理解(わか)っておくれ、ナナリー。シュナイゼル異母兄上の元で働くということは、帝国宰相であり、第2皇子である異母兄上の後見を得ることを意味している。そうなれば以前のように弱者として切り捨てられ、他国に人質として送られるような可能性もなくなる。戻りたくて戻った皇室ではないけれど、戻されてしまった以上、どうやってこの皇室で生き抜いていくかを考えなければならない。おまえには寂しい思いをさせてしまうことになるけれど、それがおまえのためでもあるんだ」
 ルルーシュが皇室内で確固たる足場を築きあげれば、その妹であるナナリーもそう粗略に扱われることはないのだとの言外の言葉に、ナナリーは渋々頷いた。
 実際のところ、ルルーシュ一人に関していえば、既にオデュッセウス、ギネヴィア、そしてシュナイゼルの後見がある。そう、あくまでルルーシュ一人に対してだ。決してヴィ家に対してのものではない。ナナリーの立場は、ルルーシュの妹、それでしかないのだ。
 生き馬の目を抜く皇室で生き延びる術を見つけるのは容易ではない。ましてやナナリーは身体障害というハンデを負っている。ルルーシュはこの妹が、単に兄である自分に庇護されるだけの存在ではなく、たとえどのようなハンデを負っていても、一人でもこの皇室で生きていけるだけのものを身に付けて欲しいと思っている。
 そのルルーシュの思いが何処までナナリーに伝わっているか、それはルルーシュをしても測ることは出来なかったが、ナナリーはルルーシュの言葉に頷き返した。
「分かりました、お兄さま。でも、ご無理はなさらないでくださいね」
「分かっているよ」
 ナナリーの言葉に、ルルーシュは若干の不安を覚えながらも無難に答えた。



 程なくして、ルルーシュはシュナイゼルの補佐として働き始め、皇室に戻って来たばかりの庶民出の母を持つ皇子に何が出来るものかとの周囲の思惑を見事に覆して、ルルーシュはシュナイゼルの片腕と認められるだけの立場を確保した。もちろん、裏でシュナイゼルの牽制があったことも事実ではあるが。
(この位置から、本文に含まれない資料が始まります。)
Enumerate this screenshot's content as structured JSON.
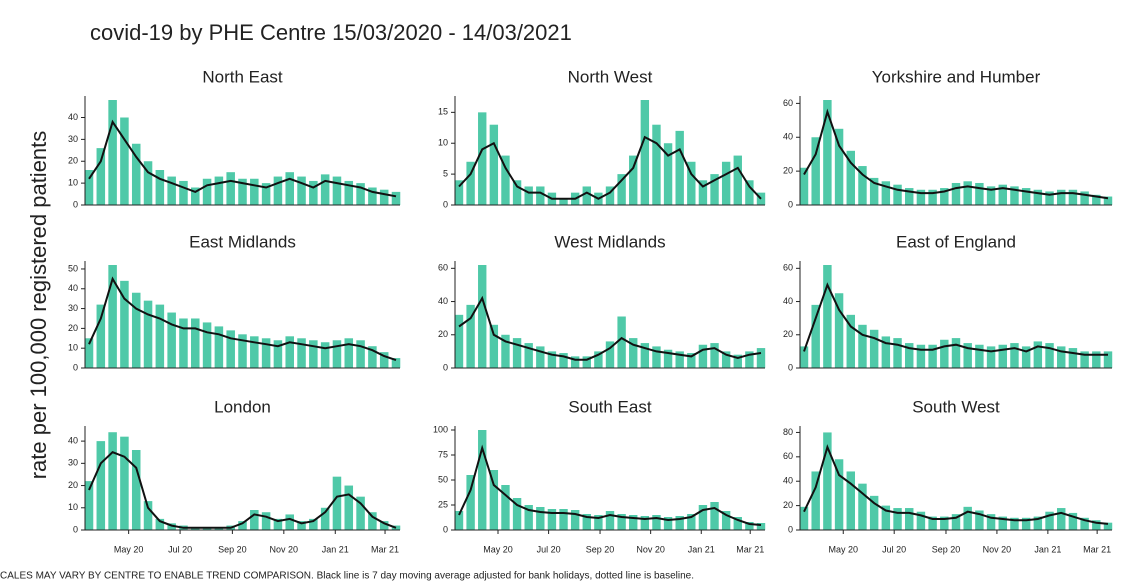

 そしてナナリーは、一人離宮に引き籠った生活を送っている。離宮に籠っていれば、外界、つまりは離宮にいる以外の者と接触することは殆どなく、そうであれば、今のままで問題はないだろうという、ナナリーの甘えた考えが見て取れる。ナナリーのその態度はルルーシュが彼女に告げた言葉、つまりは彼の意に反するものであり、皇族としての立場を理解し、為政者に連なる者としての知識を身に付けようという積極的な行動を見せないナナリーに対して、ルルーシュは酷く失念を抱いたが、そうであればある程に、ルルーシュはナナリーを守るためにも己の立場をしっかりとしたものにすべく、シュナイゼルの元で忙しく働くことになる。
 そして空いた束の間の時間は、オデュッセウスやギネヴィアらに、離れていた間の分も、というように構い倒される日々を過ごしている。